From 5f4fe8f72ac2c0279d7fc85c01d5cd4c38e4d1af Mon Sep 17 00:00:00 2001
From: Christian Schwarz <christian@neon.tech>
Date: Tue, 9 Jan 2024 09:45:37 +0000
Subject: [PATCH] fight various timeouts at high tenant count

---
 test_runner/fixtures/pageserver/many_tenants.py      | 4 ++--
 test_runner/performance/test_pageserver_pagebench.py | 2 ++
 2 files changed, 4 insertions(+), 2 deletions(-)

diff --git a/test_runner/fixtures/pageserver/many_tenants.py b/test_runner/fixtures/pageserver/many_tenants.py
index a0c14f0b60..60d0d17c46 100644
--- a/test_runner/fixtures/pageserver/many_tenants.py
+++ b/test_runner/fixtures/pageserver/many_tenants.py
@@ -90,7 +90,7 @@ def single_timeline(
 
         work_queue.do(22, tenants, attach_broken)
 
-        env.pageserver.stop()  # clears the failpoint as a side-effect
+        env.pageserver.stop(immediate=True)  # clears the failpoint as a side-effect; immediate to avoid hitting neon_local's timeout
         tenant_timelines = list(map(lambda tenant: (tenant, template_timeline), tenants))
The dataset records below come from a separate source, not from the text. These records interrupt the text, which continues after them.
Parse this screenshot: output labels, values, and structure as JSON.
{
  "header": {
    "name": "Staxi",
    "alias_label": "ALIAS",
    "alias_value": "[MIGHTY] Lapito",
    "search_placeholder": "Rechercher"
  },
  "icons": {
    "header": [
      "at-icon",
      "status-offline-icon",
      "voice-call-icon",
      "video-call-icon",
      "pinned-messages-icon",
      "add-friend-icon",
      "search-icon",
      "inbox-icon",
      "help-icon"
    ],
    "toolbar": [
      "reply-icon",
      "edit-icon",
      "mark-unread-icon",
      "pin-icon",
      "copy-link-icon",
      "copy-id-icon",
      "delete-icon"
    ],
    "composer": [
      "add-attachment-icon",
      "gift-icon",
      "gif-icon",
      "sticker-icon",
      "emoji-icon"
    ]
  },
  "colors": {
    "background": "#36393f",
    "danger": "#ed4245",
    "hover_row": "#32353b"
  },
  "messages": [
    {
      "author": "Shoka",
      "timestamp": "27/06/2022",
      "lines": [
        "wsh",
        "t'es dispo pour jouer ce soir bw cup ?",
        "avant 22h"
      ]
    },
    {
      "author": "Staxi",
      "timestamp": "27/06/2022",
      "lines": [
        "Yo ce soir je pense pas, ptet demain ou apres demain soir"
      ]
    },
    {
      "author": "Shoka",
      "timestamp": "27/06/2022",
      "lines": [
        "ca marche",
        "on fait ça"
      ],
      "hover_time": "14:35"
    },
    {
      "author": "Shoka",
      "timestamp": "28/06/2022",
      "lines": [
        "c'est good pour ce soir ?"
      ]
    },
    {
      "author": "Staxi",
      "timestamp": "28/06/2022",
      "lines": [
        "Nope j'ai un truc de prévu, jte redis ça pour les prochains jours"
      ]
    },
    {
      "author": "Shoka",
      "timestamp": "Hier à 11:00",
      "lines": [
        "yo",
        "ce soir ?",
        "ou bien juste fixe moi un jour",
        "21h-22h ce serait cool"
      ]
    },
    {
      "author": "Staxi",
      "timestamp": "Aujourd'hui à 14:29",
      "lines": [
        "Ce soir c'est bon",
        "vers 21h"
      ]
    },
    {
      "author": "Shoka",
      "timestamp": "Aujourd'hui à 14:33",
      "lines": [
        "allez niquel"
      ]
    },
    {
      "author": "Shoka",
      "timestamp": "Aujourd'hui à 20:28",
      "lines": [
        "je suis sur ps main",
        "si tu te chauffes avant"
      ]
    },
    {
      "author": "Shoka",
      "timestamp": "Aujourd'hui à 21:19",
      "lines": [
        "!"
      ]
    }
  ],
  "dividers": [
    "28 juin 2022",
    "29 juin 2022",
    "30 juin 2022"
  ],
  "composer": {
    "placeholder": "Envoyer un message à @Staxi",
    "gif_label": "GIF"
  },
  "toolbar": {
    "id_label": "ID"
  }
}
         log.info(f"python-side on-demand download the layer files into local tenant dir")
         fixtures.pageserver.remote_storage.copy_all_remote_layer_files_to_local_tenant_dir(
@@ -100,7 +100,7 @@ def single_timeline(
 
     log.info(f"wait for tenants to become active")
     for tenant in tenants:
-        wait_until_tenant_active(ps_http, tenant)
+        wait_until_tenant_active(ps_http, tenant, iterations=ncopies, period=1)
 
     # ensure all layers are resident for predictiable performance
     for tenant in tenants:
diff --git a/test_runner/performance/test_pageserver_pagebench.py b/test_runner/performance/test_pageserver_pagebench.py
index e56e7e31bc..8a0d36bc90 100644
--- a/test_runner/performance/test_pageserver_pagebench.py
+++ b/test_runner/performance/test_pageserver_pagebench.py
@@ -92,4 +92,6 @@ def test_getpage_throughput(
 
     log.info(f"Results:\n{json.dumps(results, sort_keys=True, indent=2)}")
 
+    env.pageserver.stop(immediate=True) # with 20k tenants, we hit neon_local's shutdown timeout of 10 seconds
+
     zenbenchmark.record_pagebench_results("get-page-latest-lsn", results, duration)